De aangifte in OSS wordt in de wettekst/wetsvoorstel een btw melding genoemd.
Geringe omzet e-commerce verkopen
Er geldt een uitzondering voor ondernemers die een totale omzet hebben voor afstandsverkopen en digitale diensten in andere landen dan Nederland tezamen die lager is dan € 10.000. De plaats van levering wordt dan het land van vestiging van de leverancier. Voor een Nederlandse leverancier is dan dus Nederlandse btw verschuldigd.
Echter, deze ondernemers mogen er voor kiezen om onder een omzet van € 10.000 btw te voldoen in land van consumptie. Het is een keuze. Als ze er voor kiezen, kunnen ze dus vanaf de eerste Euro btw voldoen van het land van consumptie naar het aldaar geldende tarief.
Deze uitzondering gold ook al vanaf januari 2019 voor verrichters van digitale diensten met een totale jaaromzet aan digitale diensten beneden de € 10.000. Als u dergelijke dienstverrichters als klant heeft, is het raadzaam na te gaan of zij naast de digitale diensten ook afstandsverkopen verrichten. Als het totaal van de afstandsverkopen en digitale diensten omzet hoger is dan € 10.000 mogen ze vanaf 1 juli 2021 niet langer de btw in de Nederlandse aangifte verwerken. En dus moeten ze via OSS aangifte doen dan wel in de betreffende lidstaat registreren en btw voldoen. In beide gevallen is dan het btw-tarief dat geldt voor die goederen of diensten in de lidstaat van bestemming van toepassing.
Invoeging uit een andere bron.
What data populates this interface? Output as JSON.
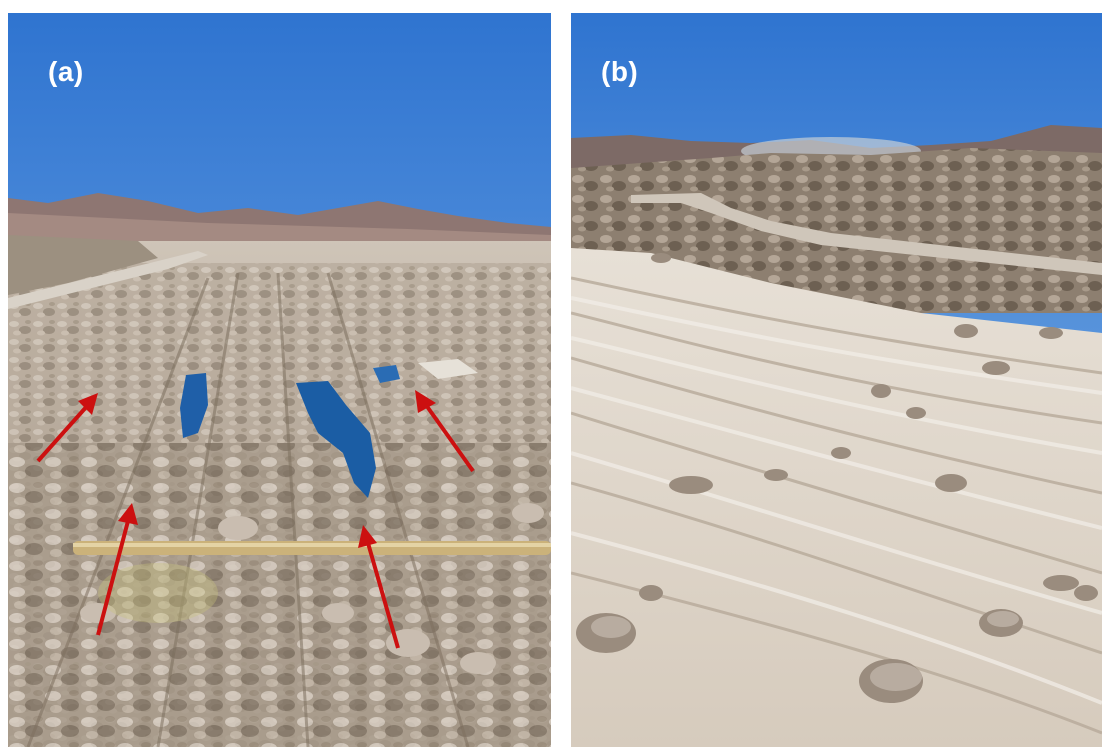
{
  "figure": {
    "panels": [
      {
        "id": "a",
        "label": "(a)",
        "scene": "heap-leach-pad-with-pooled-solution",
        "annotation_arrow_color": "#cc1010",
        "arrow_count": 4
      },
      {
        "id": "b",
        "label": "(b)",
        "scene": "geotextile-covered-heap-rows"
      }
    ],
    "colors": {
      "sky": "#4f8fdc",
      "label": "#ffffff",
      "arrow": "#cc1010",
      "pond": "#1f5fa8"
    }
  }
}
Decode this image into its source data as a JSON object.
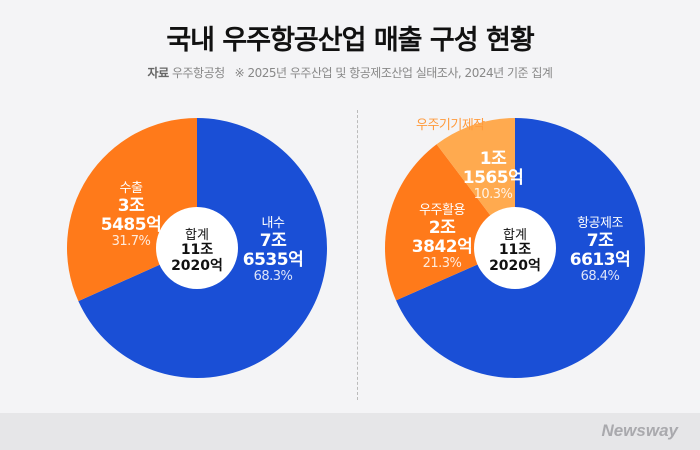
{
  "title": "국내 우주항공산업 매출 구성 현황",
  "source": {
    "label": "자료",
    "org": "우주항공청",
    "note": "※ 2025년 우주산업 및 항공제조산업 실태조사, 2024년 기준 집계"
  },
  "brand": "Newsway",
  "colors": {
    "blue": "#1a4fd6",
    "orange": "#ff7a1a",
    "light_orange": "#ffaa4f",
    "background": "#f4f4f6"
  },
  "chart_data": [
    {
      "type": "pie",
      "donut_center": {
        "label": "합계",
        "value_line1": "11조",
        "value_line2": "2020억"
      },
      "slices": [
        {
          "name": "내수",
          "value_line1": "7조",
          "value_line2": "6535억",
          "percent": 68.3,
          "percent_label": "68.3%",
          "color": "#1a4fd6"
        },
        {
          "name": "수출",
          "value_line1": "3조",
          "value_line2": "5485억",
          "percent": 31.7,
          "percent_label": "31.7%",
          "color": "#ff7a1a"
        }
      ]
    },
    {
      "type": "pie",
      "donut_center": {
        "label": "합계",
        "value_line1": "11조",
        "value_line2": "2020억"
      },
      "slices": [
        {
          "name": "항공제조",
          "value_line1": "7조",
          "value_line2": "6613억",
          "percent": 68.4,
          "percent_label": "68.4%",
          "color": "#1a4fd6"
        },
        {
          "name": "우주활용",
          "value_line1": "2조",
          "value_line2": "3842억",
          "percent": 21.3,
          "percent_label": "21.3%",
          "color": "#ff7a1a"
        },
        {
          "name": "우주기기제작",
          "value_line1": "1조",
          "value_line2": "1565억",
          "percent": 10.3,
          "percent_label": "10.3%",
          "color": "#ffaa4f"
        }
      ]
    }
  ]
}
EU afstandsverkopen voorbeeld nieuwe regeling
In het voorbeeld werkt de regeling zo uit: De Nederlandse leverancier verkoopt via internet goederen aan uitsluitend Belgische consumenten. Wanneer hij jaarlijks beneden de drempel van € 10.000 aan verkopen aan Belgische consumenten blijft is hij Nederlandse btw verschuldigd. De ondernemer kan er voor kiezen om de leveringen vanaf de eerste Euro belast te laten zijn met Belgische btw (plaats van levering België).
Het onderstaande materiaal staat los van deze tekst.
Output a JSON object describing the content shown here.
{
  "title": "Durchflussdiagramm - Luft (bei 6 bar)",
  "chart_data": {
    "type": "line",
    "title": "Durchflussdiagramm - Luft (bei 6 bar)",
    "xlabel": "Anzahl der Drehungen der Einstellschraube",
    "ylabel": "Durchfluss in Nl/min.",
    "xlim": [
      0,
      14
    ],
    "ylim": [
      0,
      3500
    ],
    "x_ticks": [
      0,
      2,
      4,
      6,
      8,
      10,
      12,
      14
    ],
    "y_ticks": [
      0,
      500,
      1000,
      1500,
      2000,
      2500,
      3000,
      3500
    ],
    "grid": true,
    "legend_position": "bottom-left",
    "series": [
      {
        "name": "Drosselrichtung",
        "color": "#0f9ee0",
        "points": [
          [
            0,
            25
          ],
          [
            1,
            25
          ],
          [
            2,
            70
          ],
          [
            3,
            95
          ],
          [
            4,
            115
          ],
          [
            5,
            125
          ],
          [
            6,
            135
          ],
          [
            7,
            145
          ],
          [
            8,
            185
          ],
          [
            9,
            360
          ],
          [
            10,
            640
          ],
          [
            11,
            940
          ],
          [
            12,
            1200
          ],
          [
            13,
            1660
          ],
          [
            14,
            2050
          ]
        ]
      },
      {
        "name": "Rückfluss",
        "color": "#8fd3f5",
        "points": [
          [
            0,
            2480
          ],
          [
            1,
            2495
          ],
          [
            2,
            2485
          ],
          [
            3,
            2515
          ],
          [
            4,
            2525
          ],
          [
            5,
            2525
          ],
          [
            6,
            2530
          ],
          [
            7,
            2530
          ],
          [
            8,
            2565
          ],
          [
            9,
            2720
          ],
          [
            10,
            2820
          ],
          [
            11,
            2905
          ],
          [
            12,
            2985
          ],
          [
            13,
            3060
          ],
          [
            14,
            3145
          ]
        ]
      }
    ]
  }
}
Verkoopt de leverancier voor meer dan € 10.000 aan Belgische consumenten, dan is hij Belgische btw verschuldigd naar het Belgische btw-tarief voor die goederen. Ook als hij voor € 7000 verkopen heeft aan Belgische consumenten en voor € 4000 aan Duitse consumenten, heeft hij de omzetdrempel overschreden. Hij is dan Belgische btw verschuldigd naar het tarief in België over de € 7000 omzet en Duitse btw voor de € 4000 aan leveringen aan Duitse consumenten Duitsland naar het Duitse tarief. Hij kan dan aangifte doen via de OSS en hoeft zich niet in België en/of Duitsland te registeren. Let op!: hij kan er ook voor kiezen zich in België en Duitsland te registeren. Het voordeel daarvan is dat hij via die registratie ook de voorbelasting (voor zover hij dat heeft) kan terugvragen.
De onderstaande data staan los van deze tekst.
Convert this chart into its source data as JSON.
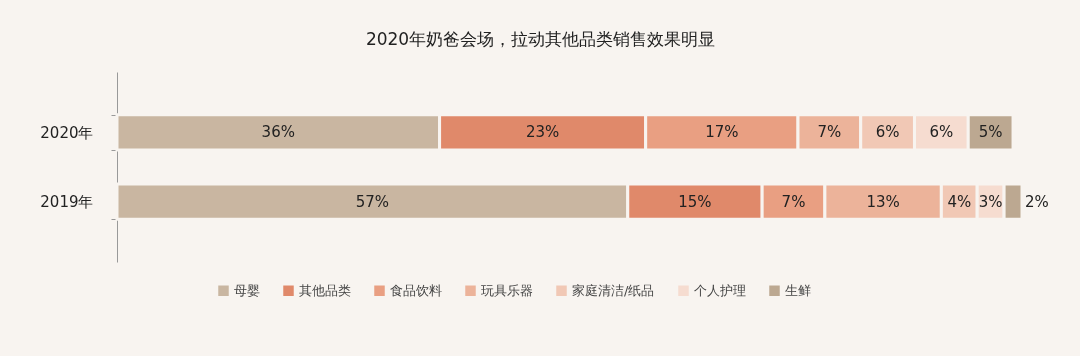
{
  "chart_data": {
    "type": "bar",
    "orientation": "horizontal",
    "stacked": true,
    "title": "2020年奶爸会场，拉动其他品类销售效果明显",
    "categories": [
      "2020年",
      "2019年"
    ],
    "xlim": [
      0,
      101
    ],
    "tick_labels": "y",
    "grid": false,
    "legend": "bottom",
    "series": [
      {
        "name": "母婴",
        "color": "#c9b6a1",
        "values": [
          36,
          57
        ],
        "value_labels": [
          "36%",
          "57%"
        ]
      },
      {
        "name": "其他品类",
        "color": "#e0896a",
        "values": [
          23,
          15
        ],
        "value_labels": [
          "23%",
          "15%"
        ]
      },
      {
        "name": "食品饮料",
        "color": "#e99f82",
        "values": [
          17,
          7
        ],
        "value_labels": [
          "17%",
          "7%"
        ]
      },
      {
        "name": "玩具乐器",
        "color": "#ecb39a",
        "values": [
          7,
          13
        ],
        "value_labels": [
          "7%",
          "13%"
        ]
      },
      {
        "name": "家庭清洁/纸品",
        "color": "#f1c8b5",
        "values": [
          6,
          4
        ],
        "value_labels": [
          "6%",
          "4%"
        ]
      },
      {
        "name": "个人护理",
        "color": "#f6dcd0",
        "values": [
          6,
          3
        ],
        "value_labels": [
          "6%",
          "3%"
        ]
      },
      {
        "name": "生鲜",
        "color": "#bca891",
        "values": [
          5,
          2
        ],
        "value_labels": [
          "5%",
          "2%"
        ]
      }
    ]
  }
}
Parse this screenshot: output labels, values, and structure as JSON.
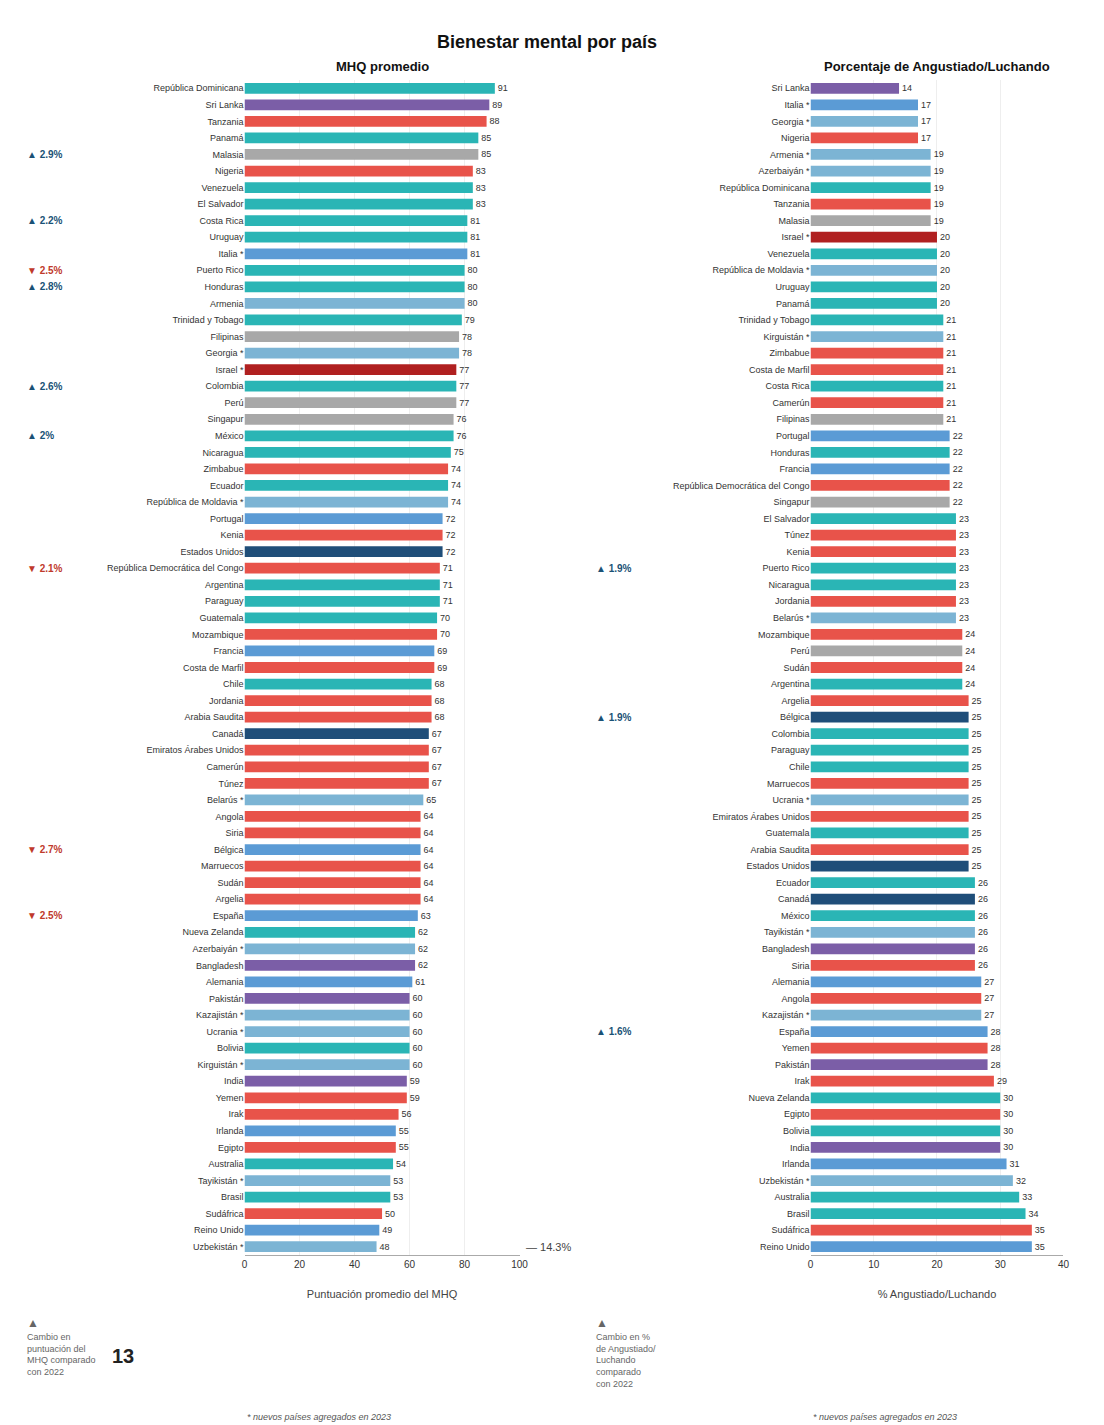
{
  "title": "Bienestar mental por país",
  "chart_data": [
    {
      "type": "bar",
      "orientation": "horizontal",
      "title": "MHQ promedio",
      "xlabel": "Puntuación promedio del MHQ",
      "categories": [
        "República Dominicana",
        "Sri Lanka",
        "Tanzania",
        "Panamá",
        "Malasia",
        "Nigeria",
        "Venezuela",
        "El Salvador",
        "Costa Rica",
        "Uruguay",
        "Italia *",
        "Puerto Rico",
        "Honduras",
        "Armenia",
        "Trinidad y Tobago",
        "Filipinas",
        "Georgia *",
        "Israel *",
        "Colombia",
        "Perú",
        "Singapur",
        "México",
        "Nicaragua",
        "Zimbabue",
        "Ecuador",
        "República de Moldavia *",
        "Portugal",
        "Kenia",
        "Estados Unidos",
        "República Democrática del Congo",
        "Argentina",
        "Paraguay",
        "Guatemala",
        "Mozambique",
        "Francia",
        "Costa de Marfil",
        "Chile",
        "Jordania",
        "Arabia Saudita",
        "Canadá",
        "Emiratos Árabes Unidos",
        "Camerún",
        "Túnez",
        "Belarús *",
        "Angola",
        "Siria",
        "Bélgica",
        "Marruecos",
        "Sudán",
        "Argelia",
        "España",
        "Nueva Zelanda",
        "Azerbaiyán *",
        "Bangladesh",
        "Alemania",
        "Pakistán",
        "Kazajistán *",
        "Ucrania *",
        "Bolivia",
        "Kirguistán *",
        "India",
        "Yemen",
        "Irak",
        "Irlanda",
        "Egipto",
        "Australia",
        "Tayikistán *",
        "Brasil",
        "Sudáfrica",
        "Reino Unido",
        "Uzbekistán *"
      ],
      "values": [
        91,
        89,
        88,
        85,
        85,
        83,
        83,
        83,
        81,
        81,
        81,
        80,
        80,
        80,
        79,
        78,
        78,
        77,
        77,
        77,
        76,
        76,
        75,
        74,
        74,
        74,
        72,
        72,
        72,
        71,
        71,
        71,
        70,
        70,
        69,
        69,
        68,
        68,
        68,
        67,
        67,
        67,
        67,
        65,
        64,
        64,
        64,
        64,
        64,
        64,
        63,
        62,
        62,
        62,
        61,
        60,
        60,
        60,
        60,
        60,
        59,
        59,
        56,
        55,
        55,
        54,
        53,
        53,
        50,
        49,
        48
      ],
      "colors": [
        "#2ab5b5",
        "#7b5ea7",
        "#e8534a",
        "#2ab5b5",
        "#a8a8a8",
        "#e8534a",
        "#2ab5b5",
        "#2ab5b5",
        "#2ab5b5",
        "#2ab5b5",
        "#5b9bd5",
        "#2ab5b5",
        "#2ab5b5",
        "#7cb4d4",
        "#2ab5b5",
        "#a8a8a8",
        "#7cb4d4",
        "#b02020",
        "#2ab5b5",
        "#a8a8a8",
        "#a8a8a8",
        "#2ab5b5",
        "#2ab5b5",
        "#e8534a",
        "#2ab5b5",
        "#7cb4d4",
        "#5b9bd5",
        "#e8534a",
        "#1f4e79",
        "#e8534a",
        "#2ab5b5",
        "#2ab5b5",
        "#2ab5b5",
        "#e8534a",
        "#5b9bd5",
        "#e8534a",
        "#2ab5b5",
        "#e8534a",
        "#e8534a",
        "#1f4e79",
        "#e8534a",
        "#e8534a",
        "#e8534a",
        "#7cb4d4",
        "#e8534a",
        "#e8534a",
        "#5b9bd5",
        "#e8534a",
        "#e8534a",
        "#e8534a",
        "#5b9bd5",
        "#2ab5b5",
        "#7cb4d4",
        "#7b5ea7",
        "#5b9bd5",
        "#7b5ea7",
        "#7cb4d4",
        "#7cb4d4",
        "#2ab5b5",
        "#7cb4d4",
        "#7b5ea7",
        "#e8534a",
        "#e8534a",
        "#5b9bd5",
        "#e8534a",
        "#2ab5b5",
        "#7cb4d4",
        "#2ab5b5",
        "#e8534a",
        "#5b9bd5",
        "#7cb4d4"
      ],
      "data_labels": true,
      "xlim": [
        0,
        100
      ],
      "xticks": [
        0,
        20,
        40,
        60,
        80,
        100
      ],
      "grid": true,
      "annotations": [
        {
          "text": "▲ 2.9%",
          "category": "Malasia",
          "color": "#1a5276"
        },
        {
          "text": "▲ 2.2%",
          "category": "Costa Rica",
          "color": "#1a5276"
        },
        {
          "text": "▼ 2.5%",
          "category": "Puerto Rico",
          "color": "#c0392b"
        },
        {
          "text": "▲ 2.8%",
          "category": "Honduras",
          "color": "#1a5276"
        },
        {
          "text": "▲ 2.6%",
          "category": "Colombia",
          "color": "#1a5276"
        },
        {
          "text": "▲ 2%",
          "category": "México",
          "color": "#1a5276"
        },
        {
          "text": "▼ 2.1%",
          "category": "República Democrática del Congo",
          "color": "#c0392b"
        },
        {
          "text": "▼ 2.7%",
          "category": "Bélgica",
          "color": "#c0392b"
        },
        {
          "text": "▼ 2.5%",
          "category": "España",
          "color": "#c0392b"
        }
      ],
      "note_symbol": "▲",
      "note": "Cambio en\npuntuación del\nMHQ comparado\ncon 2022",
      "note_value": "13",
      "side_label": "— 14.3%",
      "footnote": "* nuevos países agregados en 2023"
    },
    {
      "type": "bar",
      "orientation": "horizontal",
      "title": "Porcentaje de Angustiado/Luchando",
      "xlabel": "% Angustiado/Luchando",
      "categories": [
        "Sri Lanka",
        "Italia *",
        "Georgia *",
        "Nigeria",
        "Armenia *",
        "Azerbaiyán *",
        "República Dominicana",
        "Tanzania",
        "Malasia",
        "Israel *",
        "Venezuela",
        "República de Moldavia *",
        "Uruguay",
        "Panamá",
        "Trinidad y Tobago",
        "Kirguistán *",
        "Zimbabue",
        "Costa de Marfil",
        "Costa Rica",
        "Camerún",
        "Filipinas",
        "Portugal",
        "Honduras",
        "Francia",
        "República Democrática del Congo",
        "Singapur",
        "El Salvador",
        "Túnez",
        "Kenia",
        "Puerto Rico",
        "Nicaragua",
        "Jordania",
        "Belarús *",
        "Mozambique",
        "Perú",
        "Sudán",
        "Argentina",
        "Argelia",
        "Bélgica",
        "Colombia",
        "Paraguay",
        "Chile",
        "Marruecos",
        "Ucrania *",
        "Emiratos Árabes Unidos",
        "Guatemala",
        "Arabia Saudita",
        "Estados Unidos",
        "Ecuador",
        "Canadá",
        "México",
        "Tayikistán *",
        "Bangladesh",
        "Siria",
        "Alemania",
        "Angola",
        "Kazajistán *",
        "España",
        "Yemen",
        "Pakistán",
        "Irak",
        "Nueva Zelanda",
        "Egipto",
        "Bolivia",
        "India",
        "Irlanda",
        "Uzbekistán *",
        "Australia",
        "Brasil",
        "Sudáfrica",
        "Reino Unido"
      ],
      "values": [
        14,
        17,
        17,
        17,
        19,
        19,
        19,
        19,
        19,
        20,
        20,
        20,
        20,
        20,
        21,
        21,
        21,
        21,
        21,
        21,
        21,
        22,
        22,
        22,
        22,
        22,
        23,
        23,
        23,
        23,
        23,
        23,
        23,
        24,
        24,
        24,
        24,
        25,
        25,
        25,
        25,
        25,
        25,
        25,
        25,
        25,
        25,
        25,
        26,
        26,
        26,
        26,
        26,
        26,
        27,
        27,
        27,
        28,
        28,
        28,
        29,
        30,
        30,
        30,
        30,
        31,
        32,
        33,
        34,
        35,
        35
      ],
      "colors": [
        "#7b5ea7",
        "#5b9bd5",
        "#7cb4d4",
        "#e8534a",
        "#7cb4d4",
        "#7cb4d4",
        "#2ab5b5",
        "#e8534a",
        "#a8a8a8",
        "#b02020",
        "#2ab5b5",
        "#7cb4d4",
        "#2ab5b5",
        "#2ab5b5",
        "#2ab5b5",
        "#7cb4d4",
        "#e8534a",
        "#e8534a",
        "#2ab5b5",
        "#e8534a",
        "#a8a8a8",
        "#5b9bd5",
        "#2ab5b5",
        "#5b9bd5",
        "#e8534a",
        "#a8a8a8",
        "#2ab5b5",
        "#e8534a",
        "#e8534a",
        "#2ab5b5",
        "#2ab5b5",
        "#e8534a",
        "#7cb4d4",
        "#e8534a",
        "#a8a8a8",
        "#e8534a",
        "#2ab5b5",
        "#e8534a",
        "#1f4e79",
        "#2ab5b5",
        "#2ab5b5",
        "#2ab5b5",
        "#e8534a",
        "#7cb4d4",
        "#e8534a",
        "#2ab5b5",
        "#e8534a",
        "#1f4e79",
        "#2ab5b5",
        "#1f4e79",
        "#2ab5b5",
        "#7cb4d4",
        "#7b5ea7",
        "#e8534a",
        "#5b9bd5",
        "#e8534a",
        "#7cb4d4",
        "#5b9bd5",
        "#e8534a",
        "#7b5ea7",
        "#e8534a",
        "#2ab5b5",
        "#e8534a",
        "#2ab5b5",
        "#7b5ea7",
        "#5b9bd5",
        "#7cb4d4",
        "#2ab5b5",
        "#2ab5b5",
        "#e8534a",
        "#5b9bd5"
      ],
      "data_labels": true,
      "xlim": [
        0,
        40
      ],
      "xticks": [
        0,
        10,
        20,
        30,
        40
      ],
      "grid": true,
      "annotations": [
        {
          "text": "▲ 1.9%",
          "category": "Puerto Rico",
          "color": "#1a5276"
        },
        {
          "text": "▲ 1.9%",
          "category": "Bélgica",
          "color": "#1a5276"
        },
        {
          "text": "▲ 1.6%",
          "category": "España",
          "color": "#1a5276"
        }
      ],
      "note_symbol": "▲",
      "note": "Cambio en %\nde Angustiado/\nLuchando\ncomparado\ncon 2022",
      "footnote": "* nuevos países agregados en 2023"
    }
  ]
}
Van MOSS naar OSS Naast dat de MOSS regeling, dus die voor digitale diensten aan particulieren, wordt uitgebreid met leveringen van goederen aan particulieren in andere EU landen, verandert er nog meer. Ook de buitenlandse btw-verplichtingen voor andere, dus niet digitale, diensten aan particulieren in andere EU-landen kunnen vanaf 1 juli 2021 via de OSS portal worden aangegeven. Het gaat dan om diensten die belast zijn in het land waar de consument is gevestigd. De plaats van dienst regels veranderen niet. Die zijn al sinds 2010 nagenoeg onveranderd. Het voldoen aan buitenlandse btw-verplichtingen wordt eenvoudiger gemaakt. Voorbeelden van dergelijke diensten zijn personenvervoer- en verhuisdiensten, vermakelijkheidsdiensten of diensten aan onroerende zaken van consumenten zoals bijvoorbeeld diensten verricht door architecten of makelaars.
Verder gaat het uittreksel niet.